Marco Fiorletta
I mostri dell'urbanistica

Nascita della borgata

Al di là del mito (non sempre autentico) di luoghi vitali e maledetti, lo storico Luciano Villani ricostruisce la genesi delle periferie di Roma, nate perché Mussolini voleva centralizzare l'Italia...

C’è stato un tempo, a dire il vero c’è ancora – dipende con chi si parla – in cui il termine borgata si associava automaticamente a Roma. Le borgate di Roma erano diventate come i mostri mitologici o, se vogliamo, come lo Yeti: tutti ne parlano ma nessuno lo ha visto. Borgate utilizzate per fare politica sulla pelle di chi ci abitava, oppure per farci trattati di sociologia più o meno seri, per scriverci libri, farci film. Insomma le borgate come karma di Roma, della città eterna, bella, piena di storia e d’arte. Eppure le borgate, e le baracche, per Roma sono state una dannazione. Lo sa bene chi ci ha vissuto, chi le ha subite. Ma come sono nate? Come si sono sviluppate? E come sono sparite? Se mai lo sono, nel senso di trasformazione in quartieri.

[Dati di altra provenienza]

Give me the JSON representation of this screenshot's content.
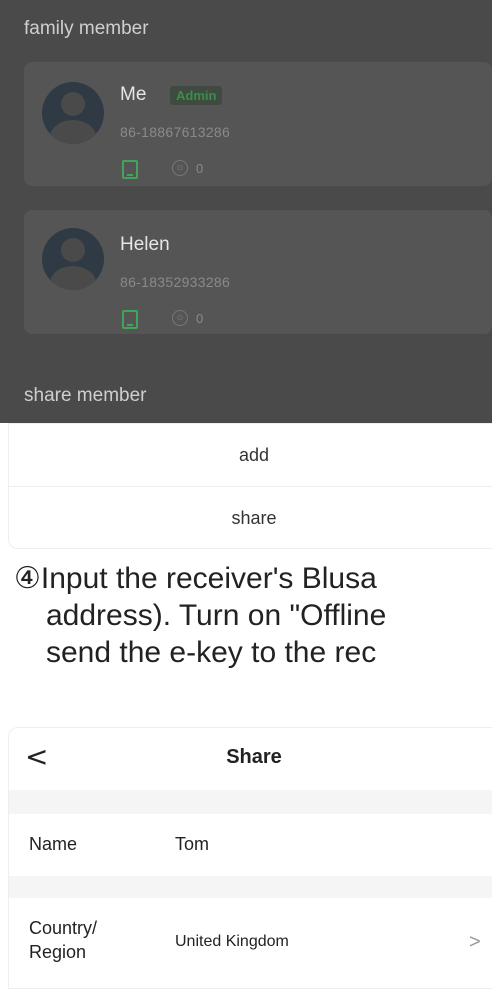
{
  "screen1": {
    "family_member_label": "family member",
    "members": [
      {
        "name": "Me",
        "badge": "Admin",
        "phone": "86-18867613286",
        "key_count": "0"
      },
      {
        "name": "Helen",
        "badge": "",
        "phone": "86-18352933286",
        "key_count": "0"
      }
    ],
    "share_member_label": "share member",
    "actions": {
      "add": "add",
      "share": "share"
    }
  },
  "instruction": {
    "line1": "④Input the receiver's Blusa",
    "line2": "address). Turn on \"Offline",
    "line3": "send the e-key to the rec"
  },
  "screen2": {
    "title": "Share",
    "back_glyph": "<",
    "fields": {
      "name_label": "Name",
      "name_value": "Tom",
      "country_label_1": "Country/",
      "country_label_2": "Region",
      "country_value": "United Kingdom"
    }
  }
}
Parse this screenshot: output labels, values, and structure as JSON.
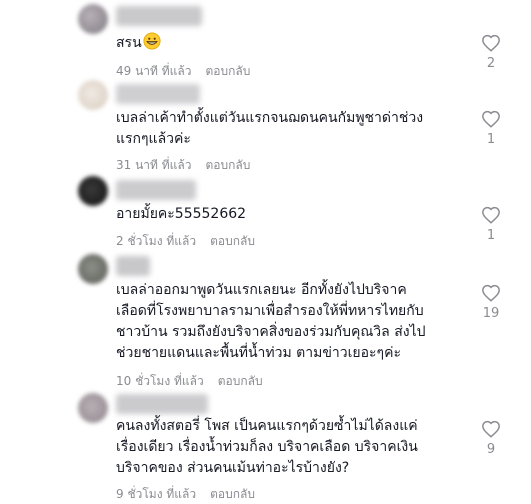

Il libro di Luciano Villani, Le borgate del fascismo, (sottotitolo: “Storia urbana, politica e sociale della periferia romana”, Ledizioni: cartaceo 28€, eBook 11,99, Pdf gratis), racchiude in 378 pagine la storia di questa parte di Roma. Dalla nascita in epoca mussoliniana fino ai giorni nostri; dalla progettazione allo sviluppo e alla nascita di nuovi quartieri. Una storia di Roma poco conosciuta. È un libro che si basa molto sui documenti d’archivio senza dar spazio, come è giusto che sia, alla fantasia. Quella ce l’hanno messa gli abitanti che vi si sono succeduti.

«Viene dalla borgata», era un marchio indelebile: sinonimo di provenienza malfamata, di gente priva di speranza e/o di futuro. Uno degli attori principali dello sviluppo di questi insediamenti fu appunto il fascismo e la sua emanazione l’Istituto Fascista Autonomo Case Popolari, che ha funzionato, con diversi nomi, fino agli anni Ottanta del secolo scorso e che ancora esiste solo per il mantenimento, almeno sulla carta, del patrimonio esistente visto come sono ridotti alcuni insediamenti. Ma questa è un’altra storia.

Un libro da leggere con pazienza, con la consapevolezza che non ha la scorrevolezza di un romanzo o di romanzo storico. È un libro ricco di notizie, di dati, di considerazioni sociali e politiche, sull’uso che nel corso degli anni se ne è fatto, che sgomberano il campo dalla mitologia e ridanno alle borgate romane la giusta collocazione all’interno della storia di Roma. Pagine che per forza di cose toccano anche il fenomeno dell’immigrazione a Roma.

Buono l’apparato iconografico e ricca la bibliografia per chi, non contento, volesse approfondire ancora.